For each €100 of debt maturing in the next three years, if the banks agree to roll it over instead of calling it all in they will keep €30 in cash, Greece will receive €50 in exchange for the 30 year rollover bonds and the remaining €20 would be placed into an SPV (Special Purpose Vehicle) that will acquire top rated bonds to guarantee the total of €70 out of the original €100.

The accumulated interest rate Greece will pay for the use of this €50 will be approximately 11%. No serious investment house believes this is sustainable. But this is not Greece’s only problem with this proposal. If Greece were to raise the €30 billion it needs at a rate of €50 in every €100 this would require every single one of its 60.5 billion euros to be rolled over.

Agreement to this from all the current debt-holders is highly improbable.

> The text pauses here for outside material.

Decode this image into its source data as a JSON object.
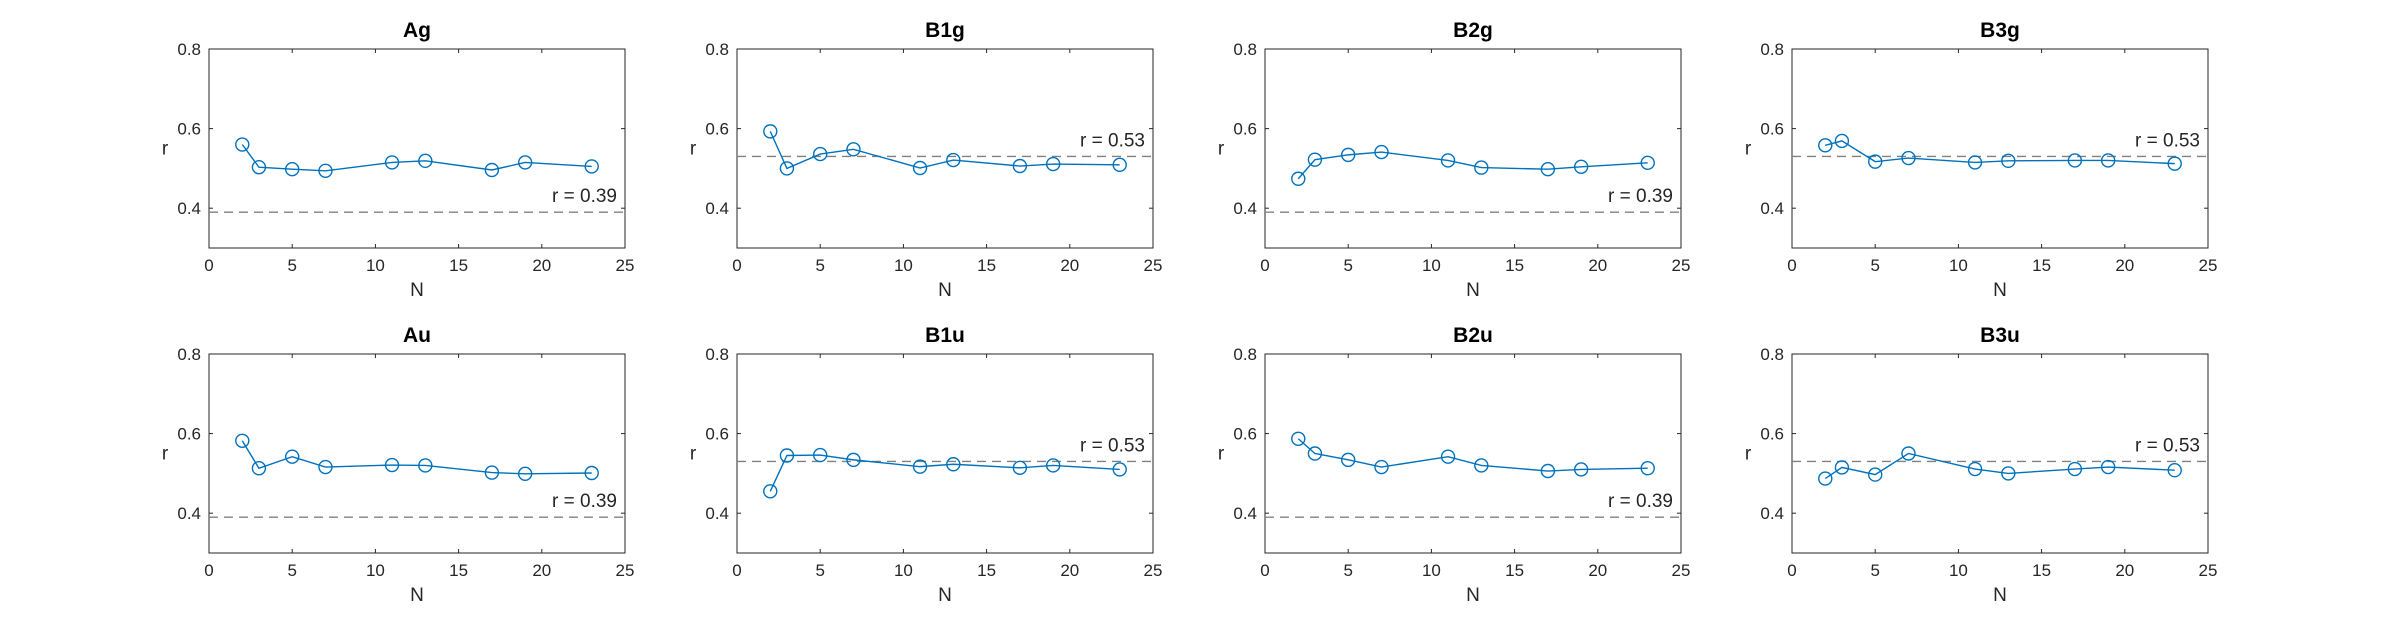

Even if they did, Greece is going to lurch from quarter to financial quarter waiting to see if the rest of the EU will agree to stump up the next instalment of the bailout. This is no way to run a stable currency and Europe’s politicians ought to start accepting the consequences. If it looks like a default and it behaves like a default then it should be treated like a default and Greece should be allowed to secede from the monetary union in an orderly fashion.

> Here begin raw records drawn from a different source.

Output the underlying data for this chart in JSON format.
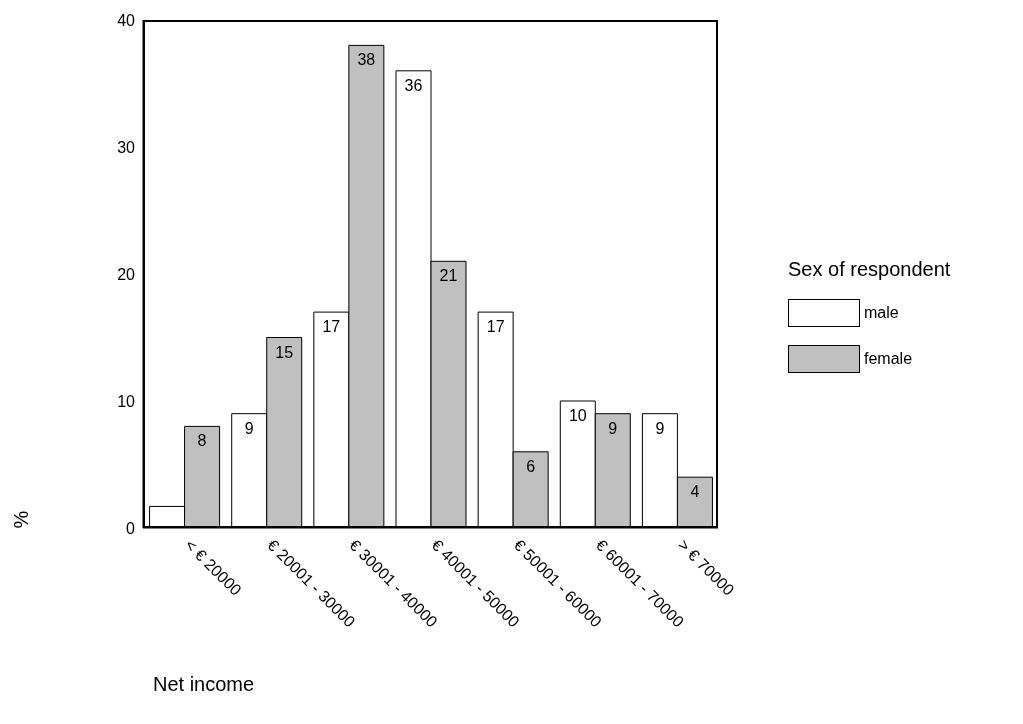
{
  "chart_data": {
    "type": "bar",
    "xlabel": "Net income",
    "ylabel": "%",
    "legend_title": "Sex of respondent",
    "categories": [
      "< € 20000",
      "€ 20001 - 30000",
      "€ 30001 - 40000",
      "€ 40001 - 50000",
      "€ 50001 - 60000",
      "€ 60001 - 70000",
      "> € 70000"
    ],
    "series": [
      {
        "name": "male",
        "color": "#ffffff",
        "values": [
          1.7,
          9,
          17,
          36,
          17,
          10,
          9
        ],
        "value_labels": [
          null,
          "9",
          "17",
          "36",
          "17",
          "10",
          "9"
        ]
      },
      {
        "name": "female",
        "color": "#c0c0c0",
        "values": [
          8,
          15,
          38,
          21,
          6,
          9,
          4
        ],
        "value_labels": [
          "8",
          "15",
          "38",
          "21",
          "6",
          "9",
          "4"
        ]
      }
    ],
    "ylim": [
      0,
      40
    ],
    "yticks": [
      0,
      10,
      20,
      30,
      40
    ],
    "grid": false,
    "legend": "right"
  }
}
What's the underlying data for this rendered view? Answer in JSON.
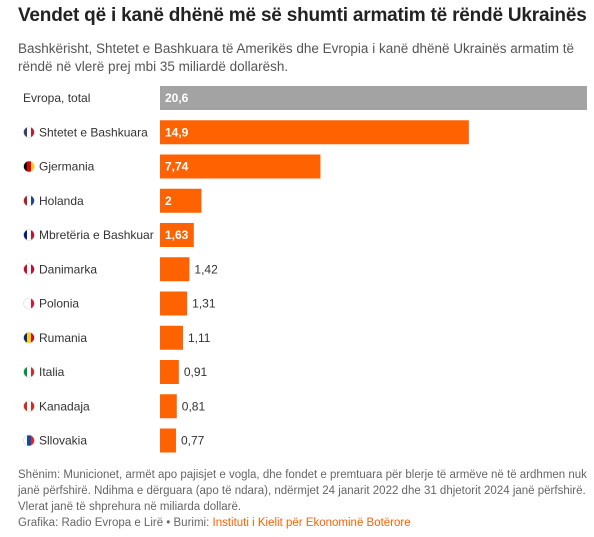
{
  "chart_data": {
    "type": "bar",
    "orientation": "horizontal",
    "title": "Vendet që i kanë dhënë më së shumti armatim të rëndë Ukrainës",
    "subtitle": "Bashkërisht, Shtetet e Bashkuara të Amerikës dhe Evropia i kanë dhënë Ukrainës armatim të rëndë në vlerë prej mbi 35 miliardë dollarësh.",
    "categories": [
      "Evropa, total",
      "Shtetet e Bashkuara",
      "Gjermania",
      "Holanda",
      "Mbretëria e Bashkuar",
      "Danimarka",
      "Polonia",
      "Rumania",
      "Italia",
      "Kanadaja",
      "Sllovakia"
    ],
    "values": [
      20.6,
      14.9,
      7.74,
      2,
      1.63,
      1.42,
      1.31,
      1.11,
      0.91,
      0.81,
      0.77
    ],
    "value_labels": [
      "20,6",
      "14,9",
      "7,74",
      "2",
      "1,63",
      "1,42",
      "1,31",
      "1,11",
      "0,91",
      "0,81",
      "0,77"
    ],
    "colors": [
      "#a3a3a3",
      "#ff6200",
      "#ff6200",
      "#ff6200",
      "#ff6200",
      "#ff6200",
      "#ff6200",
      "#ff6200",
      "#ff6200",
      "#ff6200",
      "#ff6200"
    ],
    "note": "Shënim: Municionet, armët apo pajisjet e vogla, dhe fondet e premtuara për blerje të armëve në të ardhmen nuk janë përfshirë. Ndihma e dërguara (apo të ndara), ndërmjet 24 janarit 2022 dhe 31 dhjetorit 2024 janë përfshirë. Vlerat janë të shprehura në miliarda dollarë.",
    "credit": "Grafika: Radio Evropa e Lirë • Burimi:",
    "source": "Instituti i Kielit për Ekonominë Botërore"
  }
}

The Greek economy needs restructuring and a return to the drachma will enable this to happen in the normal way through a proper devaluation.

For the French and German banks that are the largest holders of Greek debt, their national governments, who currently prefer to give the money to Greece, should instead limit the damage to their own banks. If they fail to do this now they will only find that both Greece and the banks are brought down within the next three years. That would be a far more damaging event to European stability and growth.

British taxpayers are not immune from the financial pain of continuing to pour bad money after good. For all that David Cameron boasts Britain will not be part of the eurozone package, the truth is that Britain is about to double its contribution to the IMF to £20 billion per year.

The bulk of these funds will be lent to Greece as part of the bailout. British politicians should be saying now to the IMF that the loans must stop. Loans should only be made where there is confidence the money can be repaid. With Greece no such confidence can reasonably exist.

The Labour Party should not be following Cameron and the European consensus on this issue. It is a consensus of fear amongst politicians paralysed by a situation they are simply wishing will go away. It won’t. The effects of delay in recognising Greece’s default and in addressing it are potentially disastrous. Labour should say so clearly.